Опять молчит. Я посмотрел на матку: та стоит пригорюнившись и на мои слова кивнула мне головой и прямо говорит:
- Пригуляла, кормилец, - таить перед тобой нечего, пригуляла, страмовщица этакая! Кабы не мое материнское сердце, изорвала бы ее в куски... Девка пес - больше ничего, губительница своя и моя!.. То мне, кормилец, горько, в кого она, варварка, родилась, у кого брала эти примеры да науки!
Девка в слезы, а старуха и пошла трезвонить. Мать-с, обидно и больно, как дети худо что делают. Я сам отец: по себе сужу; только, откровенно вам сказать, в этот раз стало мне больше дочку жаль. Вижу, что у ней слезы горькие, непритворные.
- Перестань, - говорю, - сбрёх: старого не воротишь; девке не легче твоего. Не слушай, - говорю, - Марфуша, матери, разговаривай со мной: полюбила, что ли, ты его?
- Да, сударь.
- Очень любила?
- Очень, сударь, большое пристрастие мое к нему было.
- Как же, - говорю, - ты такая хорошенькая - и влюбилась в такую скверную рожу? Деньгами, что ли, он тебя соблазнил?
- Нету-тка, судырь! Дело мое девичье: пошто мне деньги! На деньги бы я николи не пошла, если бы не пристрастка моя к нему.
Я только, знаете, пожал плечами, - вот, думаю, по пословице, понравится сатана лучше ясного сокола, и, главное, мне хотелось узнать, как у них все это шло, да и фактами желал запастись, чтоб уж Егорку цапнуть ловчее. Стал я ее дальше расспрашивать - только тупится.
- Что же ты, - говорит ей мать опять, - коли дело делали, так рассказывай!
- Ничего, - говорит, - мамонька, не стану я говорить: как, - говорит, мне про мою стыдобушку самой баять? Ничего я не скажу, - а сама, знаете, опять навзрыд зарыдала.
Никогда, сударь мой, во всю мою жизнь, во всю мою полицейскую службу, таких слез не видывал.
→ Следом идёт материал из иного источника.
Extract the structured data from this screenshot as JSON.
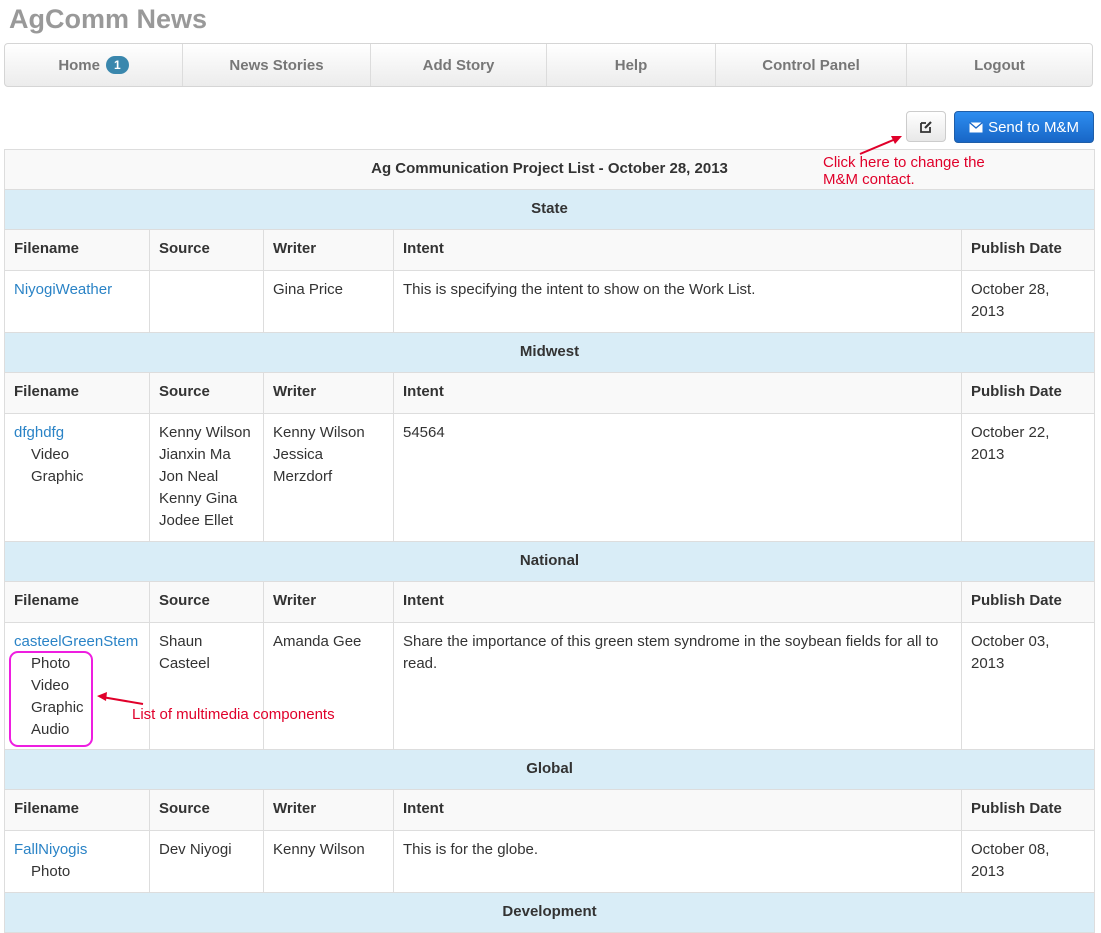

Имел я дело с ворами, мошенниками настоящими, и многие из них передо мной раскаивались; но этакого, знаете, стыда и душевного раскаяния, как у этой девки, не встречал: вообразить, например, она себе не может свой проступок, и это по-моему, признак очень хороший. Я вот и по делам замечал: которого этак начнешь расспрашивать, стыдить, а ему ничего, только и говорит: "Моя душа в грехе, моя и в ответе", - тут уж добра не жди, значит, человек потерянный; а эта девушка, вижу, не из таких. Больше ее расспрашивать мне даже стало жаль.
- Ну, - говорю, - Марфушка, коли не можешь, так и не говори, - и велел, знаете, выйти ей в сени - будто освежиться от слез, - а Аксинье мигнул, чтобы приосталась.